Several journalists reported that police prevented them from covering clashes between security forces and protesters calling for constitutional reforms and the end of the state of emergency, which has been in place since 1981. Among those obstructed were Samir Amr, an Al-Jazeera correspondent; Ibrahim Kamal Eddin, a reporter for the independent daily Nahdat Misr; Imad Fawaz, a reporter with the opposition daily Al-Karama; Mohamed Hussam Eldeen, a photographer with the independent daily Al-Masry al-Youm; and a Dream TV crew.
Authorities had refused permission for the demonstrations, organized by the April 6 Youth Movement, a two-year-old, reform-minded group that takes its name from the date of a labor strike in 2008.
Amr told CPJ that several journalists were roughed up while trying to cover the unauthorized strike. "Security officers surrounded us, seized our cameras and ordered us to leave the scene," he told CPJ. "I saw some of my colleagues beaten up, insulted and violently taken away from the scene."
Kamal Eldeen told CPJ that two police officers grabbed him by the neck and pushed him violently. "I showed them my journalist credentials, but they told me they didn't care who I was," he said.

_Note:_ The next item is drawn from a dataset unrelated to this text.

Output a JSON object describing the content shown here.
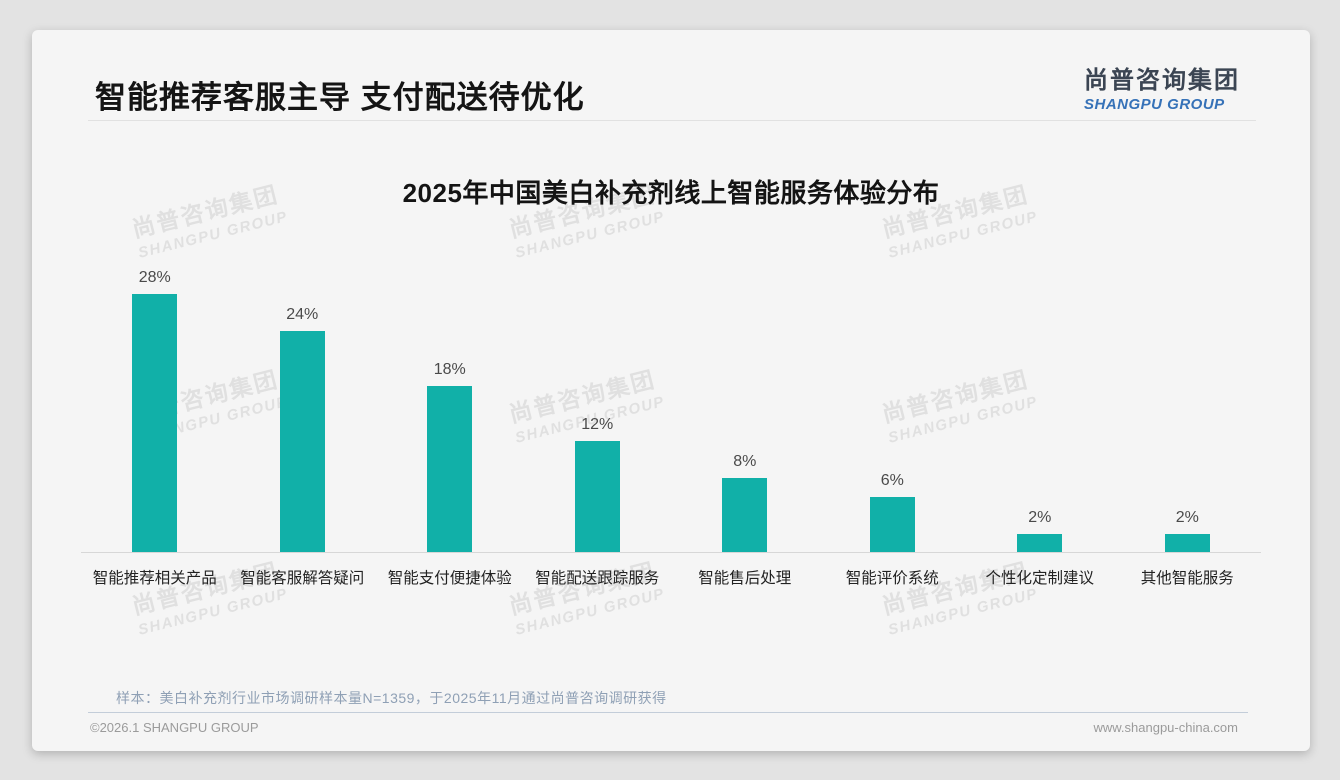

Egyptian authorities routinely resort to intimidation tactics and have periodically resorted to violence in their efforts to limit reporting and photographic evidence of police brutality against peaceful demonstrators, CPJ research shows.
"These attacks on reporters are part of a disturbing trend of suppressing coverage of political demonstrations and public gatherings in Egypt," said CPJ Middle East and North Africa Coordinator, Mohamed Abdel Dayem. "We call on the government to end this heavy-handed censorship immediately and issue clear, public instructions to all security forces that interfering with the work of journalists will no longer be tolerated."